# So many swords



## Khaoticworld (Apr 14, 2017)

So here's my 29g will soon be upgrading to a 55 or more. I know it's a bit over stocked. 
3 angels ~6 months old
4 kuhli loaches.
1 clown pleco
1 juv jewel cichlid
1 juv albino tiger Oscar.
And a common pleco(4inches).

The Oscar will go in a different tank he's just in there to grow some. Same with the pleco.

On to the plants!
3 amazon swords.
1 melon sword
1 red melon sword
1 red flame sword
6 small ludwigia repens
1 anbuias nana
Bits of rogue java moss.


----------



## DutchMuch (Apr 12, 2017)

Awful stocking, at that rate you will need like a 150G or something...
Clown loaches get HUGE and a 100G is basically the general tank size for them, if not a 125 or 150. the oscar as you stated will need its own separate tank. The cichlid, i would return but up to you. Angels you could put with the clowns.


----------



## Khaoticworld (Apr 14, 2017)

Clown pleco not loach.


Sent from my LGMP260 using Tapatalk


----------



## DutchMuch (Apr 12, 2017)

Khaoticworld said:


> Clown pleco not loach.
> 
> Sent from my LGMP260 using Tapatalk


Thank god for my horrible eye site


----------



## Khaoticworld (Apr 14, 2017)

DutchMuch said:


> Thank god for my horrible eye site


At this point it should only be the Oscar and common pleco that will need to go in bigger than the 55. Which is already planned.

Sent from my LGMP260 using Tapatalk


----------



## Khaoticworld (Apr 14, 2017)

Having the Oscar in this tank right now serves two purposes. The first is for him to get bigger to try to go in with my convict.
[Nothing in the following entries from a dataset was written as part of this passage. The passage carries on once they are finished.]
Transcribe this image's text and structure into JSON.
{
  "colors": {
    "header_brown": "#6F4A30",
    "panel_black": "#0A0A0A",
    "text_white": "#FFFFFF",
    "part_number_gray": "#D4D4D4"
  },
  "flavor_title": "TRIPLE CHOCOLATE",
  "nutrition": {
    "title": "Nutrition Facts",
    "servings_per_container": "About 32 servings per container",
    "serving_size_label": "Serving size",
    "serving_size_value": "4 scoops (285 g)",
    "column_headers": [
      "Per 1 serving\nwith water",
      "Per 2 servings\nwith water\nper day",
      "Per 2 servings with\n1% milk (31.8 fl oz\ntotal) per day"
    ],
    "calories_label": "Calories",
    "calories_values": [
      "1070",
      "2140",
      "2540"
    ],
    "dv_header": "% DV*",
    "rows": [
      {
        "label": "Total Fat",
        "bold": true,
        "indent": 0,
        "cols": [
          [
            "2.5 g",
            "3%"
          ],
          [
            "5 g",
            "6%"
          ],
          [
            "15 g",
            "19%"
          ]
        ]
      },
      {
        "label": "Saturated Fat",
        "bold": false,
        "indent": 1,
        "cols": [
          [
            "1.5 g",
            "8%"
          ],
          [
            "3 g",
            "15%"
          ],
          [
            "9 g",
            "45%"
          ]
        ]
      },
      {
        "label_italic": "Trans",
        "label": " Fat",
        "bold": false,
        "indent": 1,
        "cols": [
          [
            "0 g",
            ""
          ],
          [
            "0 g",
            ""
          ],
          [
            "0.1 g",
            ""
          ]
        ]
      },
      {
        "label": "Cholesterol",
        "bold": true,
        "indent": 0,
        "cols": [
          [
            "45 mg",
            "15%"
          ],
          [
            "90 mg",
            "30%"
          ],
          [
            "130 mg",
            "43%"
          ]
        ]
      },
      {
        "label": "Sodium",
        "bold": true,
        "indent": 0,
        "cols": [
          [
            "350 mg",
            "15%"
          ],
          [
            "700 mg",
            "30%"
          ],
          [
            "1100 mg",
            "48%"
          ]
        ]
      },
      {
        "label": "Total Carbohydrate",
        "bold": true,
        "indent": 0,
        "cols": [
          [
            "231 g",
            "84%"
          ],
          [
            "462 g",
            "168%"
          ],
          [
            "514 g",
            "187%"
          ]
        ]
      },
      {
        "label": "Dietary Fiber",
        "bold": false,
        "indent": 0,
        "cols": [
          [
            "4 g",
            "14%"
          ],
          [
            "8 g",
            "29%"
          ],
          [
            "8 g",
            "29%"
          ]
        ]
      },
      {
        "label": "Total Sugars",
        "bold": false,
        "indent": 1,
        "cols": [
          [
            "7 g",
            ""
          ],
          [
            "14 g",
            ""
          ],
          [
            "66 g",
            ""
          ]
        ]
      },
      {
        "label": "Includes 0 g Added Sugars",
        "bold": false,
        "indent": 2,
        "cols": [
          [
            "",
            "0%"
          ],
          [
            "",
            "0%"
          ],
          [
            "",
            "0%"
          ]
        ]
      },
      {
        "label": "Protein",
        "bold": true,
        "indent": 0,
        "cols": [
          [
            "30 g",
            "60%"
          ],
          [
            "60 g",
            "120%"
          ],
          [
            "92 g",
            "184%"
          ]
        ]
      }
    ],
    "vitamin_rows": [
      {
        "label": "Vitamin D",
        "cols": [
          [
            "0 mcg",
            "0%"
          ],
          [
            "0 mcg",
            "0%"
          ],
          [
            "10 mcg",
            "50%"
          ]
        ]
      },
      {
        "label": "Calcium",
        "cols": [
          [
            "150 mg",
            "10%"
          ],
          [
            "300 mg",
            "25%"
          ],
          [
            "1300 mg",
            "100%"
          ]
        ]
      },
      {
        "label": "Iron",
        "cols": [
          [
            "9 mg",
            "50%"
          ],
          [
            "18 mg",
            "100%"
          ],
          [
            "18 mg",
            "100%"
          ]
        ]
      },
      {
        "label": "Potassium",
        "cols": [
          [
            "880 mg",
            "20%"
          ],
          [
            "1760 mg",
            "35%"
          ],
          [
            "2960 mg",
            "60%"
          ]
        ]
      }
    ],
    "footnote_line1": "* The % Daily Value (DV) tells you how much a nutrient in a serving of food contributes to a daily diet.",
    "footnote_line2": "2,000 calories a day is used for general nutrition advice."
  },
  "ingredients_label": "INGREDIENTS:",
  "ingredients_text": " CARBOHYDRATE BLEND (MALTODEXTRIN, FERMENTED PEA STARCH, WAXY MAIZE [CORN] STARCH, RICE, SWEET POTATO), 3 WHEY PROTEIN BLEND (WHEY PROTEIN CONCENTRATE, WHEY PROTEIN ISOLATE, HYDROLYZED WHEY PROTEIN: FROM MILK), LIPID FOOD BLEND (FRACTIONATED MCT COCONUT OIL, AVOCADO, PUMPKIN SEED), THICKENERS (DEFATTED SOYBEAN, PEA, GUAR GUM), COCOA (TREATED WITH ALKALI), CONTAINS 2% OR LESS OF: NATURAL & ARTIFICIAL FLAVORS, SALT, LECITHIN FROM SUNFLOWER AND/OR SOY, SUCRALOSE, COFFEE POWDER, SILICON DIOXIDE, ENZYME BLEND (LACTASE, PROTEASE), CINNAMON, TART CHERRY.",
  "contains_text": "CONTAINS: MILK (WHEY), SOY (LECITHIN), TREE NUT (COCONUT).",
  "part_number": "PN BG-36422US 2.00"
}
The second is to see if I can get it use to having plants so he won't rip them up. 
And third I don't trust putting anything bigger than a 55 in my upstairs apartment but will be moving in a few months to a place where I can have a big tank

Sent from my LGMP260 using Tapatalk


----------



## Khaoticworld (Apr 14, 2017)

DutchMuch said:


> Awful stocking, at that rate you will need like a 150G or something...
> Clown loaches get HUGE and a 100G is basically the general tank size for them, if not a 125 or 150. the oscar as you stated will need its own separate tank. The cichlid, i would return but up to you. Angels you could put with the clowns.
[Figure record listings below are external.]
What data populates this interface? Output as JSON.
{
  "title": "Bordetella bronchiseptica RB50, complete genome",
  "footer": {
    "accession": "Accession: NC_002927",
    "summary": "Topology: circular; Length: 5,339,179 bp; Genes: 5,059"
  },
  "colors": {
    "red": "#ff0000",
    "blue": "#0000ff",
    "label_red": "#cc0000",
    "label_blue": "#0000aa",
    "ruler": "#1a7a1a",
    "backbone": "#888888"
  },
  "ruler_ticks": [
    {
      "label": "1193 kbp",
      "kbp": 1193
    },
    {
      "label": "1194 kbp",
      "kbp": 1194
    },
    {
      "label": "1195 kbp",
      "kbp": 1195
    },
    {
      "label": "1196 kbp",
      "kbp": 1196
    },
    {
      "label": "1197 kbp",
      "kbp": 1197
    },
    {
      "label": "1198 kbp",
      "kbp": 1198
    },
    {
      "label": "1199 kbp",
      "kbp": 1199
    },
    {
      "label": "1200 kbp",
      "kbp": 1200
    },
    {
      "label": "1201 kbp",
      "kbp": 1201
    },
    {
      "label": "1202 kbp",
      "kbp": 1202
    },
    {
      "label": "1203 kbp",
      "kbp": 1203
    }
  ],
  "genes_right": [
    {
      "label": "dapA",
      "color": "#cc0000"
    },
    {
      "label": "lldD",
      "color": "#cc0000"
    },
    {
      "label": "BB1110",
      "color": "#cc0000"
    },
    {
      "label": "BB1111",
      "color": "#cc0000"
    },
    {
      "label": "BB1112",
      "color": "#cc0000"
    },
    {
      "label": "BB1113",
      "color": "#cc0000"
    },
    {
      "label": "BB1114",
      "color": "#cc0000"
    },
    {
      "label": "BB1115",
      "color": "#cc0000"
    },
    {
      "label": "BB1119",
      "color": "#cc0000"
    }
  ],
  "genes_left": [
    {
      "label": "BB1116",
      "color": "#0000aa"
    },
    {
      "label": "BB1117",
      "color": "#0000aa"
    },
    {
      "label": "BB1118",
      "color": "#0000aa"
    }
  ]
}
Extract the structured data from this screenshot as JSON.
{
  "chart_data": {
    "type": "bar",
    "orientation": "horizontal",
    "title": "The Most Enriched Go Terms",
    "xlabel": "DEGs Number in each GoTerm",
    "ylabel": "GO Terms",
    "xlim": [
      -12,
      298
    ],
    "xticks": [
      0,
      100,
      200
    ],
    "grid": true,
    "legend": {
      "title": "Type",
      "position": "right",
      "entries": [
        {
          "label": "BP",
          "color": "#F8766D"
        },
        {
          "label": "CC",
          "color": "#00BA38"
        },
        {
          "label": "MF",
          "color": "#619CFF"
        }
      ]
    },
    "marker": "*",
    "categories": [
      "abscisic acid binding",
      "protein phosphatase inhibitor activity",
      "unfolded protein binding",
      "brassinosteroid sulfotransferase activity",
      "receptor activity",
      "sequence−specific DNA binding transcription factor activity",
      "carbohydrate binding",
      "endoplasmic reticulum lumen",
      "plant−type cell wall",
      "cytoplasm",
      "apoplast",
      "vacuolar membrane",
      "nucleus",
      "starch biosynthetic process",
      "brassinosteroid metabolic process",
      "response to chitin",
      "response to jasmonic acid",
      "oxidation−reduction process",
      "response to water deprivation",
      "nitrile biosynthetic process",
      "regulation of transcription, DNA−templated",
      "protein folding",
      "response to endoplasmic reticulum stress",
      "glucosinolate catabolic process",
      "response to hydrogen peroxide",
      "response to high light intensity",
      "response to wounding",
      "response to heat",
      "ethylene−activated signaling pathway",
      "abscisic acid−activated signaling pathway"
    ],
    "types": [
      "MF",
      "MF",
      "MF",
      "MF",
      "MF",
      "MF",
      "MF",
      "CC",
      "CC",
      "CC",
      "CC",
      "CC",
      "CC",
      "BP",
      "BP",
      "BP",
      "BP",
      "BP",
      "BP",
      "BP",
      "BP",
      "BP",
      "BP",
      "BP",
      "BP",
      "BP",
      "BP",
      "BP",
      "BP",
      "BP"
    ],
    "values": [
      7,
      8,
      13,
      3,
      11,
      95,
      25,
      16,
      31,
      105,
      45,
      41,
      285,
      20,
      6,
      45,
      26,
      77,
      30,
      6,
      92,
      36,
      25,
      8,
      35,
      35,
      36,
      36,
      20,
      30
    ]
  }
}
As for the cichlid, I've been really surprised and kinda pleased with it. Doesn't bother anything else. Just seems to enjoy wondering around the plants no aggression over anything not even food. It might be because the people I got it from had it a near full size silver dollar two botia loaches 9 neon tetras and a couple other things in a 15g


----------



## dpeco33 (May 12, 2011)

I don't see most Oscars as truly aggressive.. They get very large and then like to dig, so plants can become uprooted.. They are also like I said fast growing and large and when spooked can knock plants out by sheer size and running into them lol.. but they have a huge appetite, huge mouths and will eat whatever they can for into it lol..
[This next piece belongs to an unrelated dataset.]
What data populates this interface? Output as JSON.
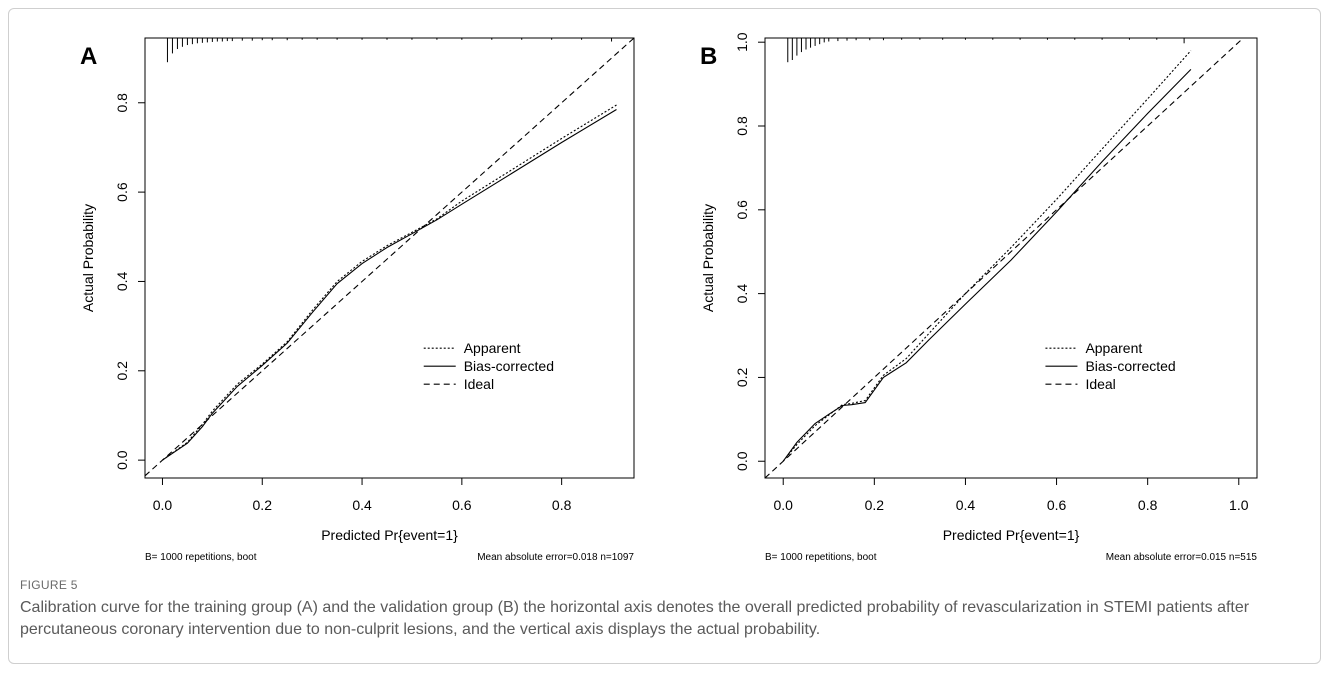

Sent from my XT1650 using Tapatalk


----------



## Khaoticworld (Apr 14, 2017)

dpeco33 said:


> I don't see most Oscars as truly aggressive.. They get very large and then like to dig, so plants can become uprooted.. They are also like I said fast growing and large and when spooked can knock plants out by sheer size and running into them lol.. but they have a huge appetite, huge mouths and will eat whatever they can for into it lol..
> 
> Sent from my XT1650 using Tapatalk


Yeah the only time the Oscar does anything that might be considered aggressive is he pushes the other fish away from his food. But never tries to bite them... Well aside from trying to eat a small kuhli loach when I first put it in

Sent from my LGMP260 using Tapatalk


----------



## dpeco33 (May 12, 2011)

Yup.. If it fits.. He will eat it.. Lol

Sent from my XT1650 using Tapatalk


----------



## Khaoticworld (Apr 14, 2017)

dpeco33 said:


> Yup.. If it fits.. He will eat it.. Lol
> 
> Sent from my XT1650 using Tapatalk


Even somethings that don't... He made an attempt at my finger... But then again I was moving plants around and he didn't seem to agree with that.

Sent from my LGMP260 using Tapatalk


----------